Project: 7510 Zimple
Location: New Orleans, Louisiana, United States
Photographs by: William Crocker
7510 Zimple by OJT
OJT has designed the 7510 Zimple project in New Orleans, Louisiana. This is in fact an extension project where the new building is linked to the primary residence in the adjacent spot, creating spaces that satisfy the needs of the family.
The project occupies a previously vacant parcel adjacent the clients existing home. The new home is a linked primary residence for their aging parents with a secondary rental unit. The expressed intent was to create a balance between a shared living experience between the families and a sense of autonomy. The primary unit occupies the entire ground floor, which is organized around a deeply recessed entry porch and an internal, private courtyard. Social program components — kitchen, living, dining — were position to respond to similar spaces of the existing home to create shared-use relationships. Whereas private spaces were located towards the extremities. The secondary unit occupies the street-side second floor, which is accessed from the shared entry porch, and intentionally mirrors the second-floor form of the existing home.
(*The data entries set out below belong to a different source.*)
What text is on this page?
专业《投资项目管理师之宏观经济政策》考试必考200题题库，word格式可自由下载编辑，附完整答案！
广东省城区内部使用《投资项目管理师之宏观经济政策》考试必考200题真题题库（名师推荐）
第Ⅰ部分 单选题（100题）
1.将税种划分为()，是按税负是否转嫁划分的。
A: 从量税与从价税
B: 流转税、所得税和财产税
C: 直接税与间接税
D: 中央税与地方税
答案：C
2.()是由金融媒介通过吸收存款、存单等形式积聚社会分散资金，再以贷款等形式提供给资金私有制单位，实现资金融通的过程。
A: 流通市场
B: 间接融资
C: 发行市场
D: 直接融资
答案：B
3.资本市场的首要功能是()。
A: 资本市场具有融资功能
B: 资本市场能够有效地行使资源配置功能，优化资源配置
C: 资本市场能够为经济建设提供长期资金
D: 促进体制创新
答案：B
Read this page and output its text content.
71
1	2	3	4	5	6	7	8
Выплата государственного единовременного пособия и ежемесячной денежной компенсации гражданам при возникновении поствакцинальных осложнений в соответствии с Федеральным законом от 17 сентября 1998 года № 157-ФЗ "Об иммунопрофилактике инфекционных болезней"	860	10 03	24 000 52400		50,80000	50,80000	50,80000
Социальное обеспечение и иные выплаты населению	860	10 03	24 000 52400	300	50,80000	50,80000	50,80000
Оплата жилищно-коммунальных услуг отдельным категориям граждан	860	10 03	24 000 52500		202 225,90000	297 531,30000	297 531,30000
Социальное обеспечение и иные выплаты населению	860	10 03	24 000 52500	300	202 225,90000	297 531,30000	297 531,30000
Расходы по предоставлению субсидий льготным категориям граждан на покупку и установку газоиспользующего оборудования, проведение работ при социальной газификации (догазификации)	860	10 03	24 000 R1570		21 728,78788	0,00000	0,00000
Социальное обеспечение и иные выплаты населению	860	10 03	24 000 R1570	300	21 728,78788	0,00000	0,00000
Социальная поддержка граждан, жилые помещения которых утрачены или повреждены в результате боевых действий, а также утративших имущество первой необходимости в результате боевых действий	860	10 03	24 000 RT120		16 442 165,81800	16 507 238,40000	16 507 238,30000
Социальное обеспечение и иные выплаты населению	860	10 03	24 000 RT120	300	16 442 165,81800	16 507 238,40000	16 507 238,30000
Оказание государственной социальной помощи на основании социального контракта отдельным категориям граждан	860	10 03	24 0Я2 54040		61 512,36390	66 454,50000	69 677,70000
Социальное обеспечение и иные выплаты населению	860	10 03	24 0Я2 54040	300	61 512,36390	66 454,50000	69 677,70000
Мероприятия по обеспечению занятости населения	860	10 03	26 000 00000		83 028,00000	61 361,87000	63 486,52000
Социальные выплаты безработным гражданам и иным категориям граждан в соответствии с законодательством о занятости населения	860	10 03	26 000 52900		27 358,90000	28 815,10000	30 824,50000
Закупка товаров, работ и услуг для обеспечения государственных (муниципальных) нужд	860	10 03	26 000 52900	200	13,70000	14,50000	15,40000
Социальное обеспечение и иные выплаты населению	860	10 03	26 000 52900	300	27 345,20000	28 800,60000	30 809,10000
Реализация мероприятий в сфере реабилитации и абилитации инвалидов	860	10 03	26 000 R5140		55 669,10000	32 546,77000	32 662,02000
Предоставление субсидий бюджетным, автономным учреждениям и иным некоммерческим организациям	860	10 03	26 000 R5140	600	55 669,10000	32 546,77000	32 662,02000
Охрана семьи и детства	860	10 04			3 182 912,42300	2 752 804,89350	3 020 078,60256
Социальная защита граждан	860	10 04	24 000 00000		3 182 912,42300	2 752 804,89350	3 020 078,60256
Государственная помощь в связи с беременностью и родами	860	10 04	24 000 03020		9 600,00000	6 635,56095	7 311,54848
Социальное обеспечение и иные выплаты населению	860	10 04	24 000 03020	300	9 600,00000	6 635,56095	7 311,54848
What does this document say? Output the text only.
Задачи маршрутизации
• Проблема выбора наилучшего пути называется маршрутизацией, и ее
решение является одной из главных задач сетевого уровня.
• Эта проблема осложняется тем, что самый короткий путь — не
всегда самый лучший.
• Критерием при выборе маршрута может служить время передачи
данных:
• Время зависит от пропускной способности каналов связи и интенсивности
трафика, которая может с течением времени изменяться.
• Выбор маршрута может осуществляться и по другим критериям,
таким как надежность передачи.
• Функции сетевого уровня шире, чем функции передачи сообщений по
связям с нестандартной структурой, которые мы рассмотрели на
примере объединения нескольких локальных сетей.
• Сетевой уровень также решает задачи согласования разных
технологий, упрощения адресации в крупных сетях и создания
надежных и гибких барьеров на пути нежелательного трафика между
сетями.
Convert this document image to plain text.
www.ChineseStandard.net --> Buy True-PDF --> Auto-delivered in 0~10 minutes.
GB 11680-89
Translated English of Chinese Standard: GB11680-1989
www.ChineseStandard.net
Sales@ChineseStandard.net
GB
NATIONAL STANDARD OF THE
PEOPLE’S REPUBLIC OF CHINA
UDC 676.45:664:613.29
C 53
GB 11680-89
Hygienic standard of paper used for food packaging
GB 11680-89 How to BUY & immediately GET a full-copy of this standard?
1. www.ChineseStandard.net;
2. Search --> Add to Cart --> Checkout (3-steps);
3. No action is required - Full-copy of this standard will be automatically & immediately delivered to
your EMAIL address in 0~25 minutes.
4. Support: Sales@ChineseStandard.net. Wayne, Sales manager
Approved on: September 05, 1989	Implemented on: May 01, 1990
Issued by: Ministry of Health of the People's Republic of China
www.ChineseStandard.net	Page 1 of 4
Since the home is considered an extension of the original residence there are no obvious, visual clues for entry, aside from an open carport, and is meant to be formally anonymous. The expressiveness comes from the manipulation of the traditional gabled roof form, which is shifted down the length of the home. Spaces are defined by the slanted and stepped ridge line, creating complex volumetric conditions, both expansive and confining, in reaction to specific program areas — high ceilings in living areas, compressed spaces in bedrooms. The massing and positioning of the home itself is meant to re-form exterior space, which produced containment for the rear, secluded yard and raised porch areas that expand interior uses.
Critically, the project reflects an ongoing effort to embrace and contextualize historic and conventional domestic types and spatial relationships through the idiosyncratic interpretation of form.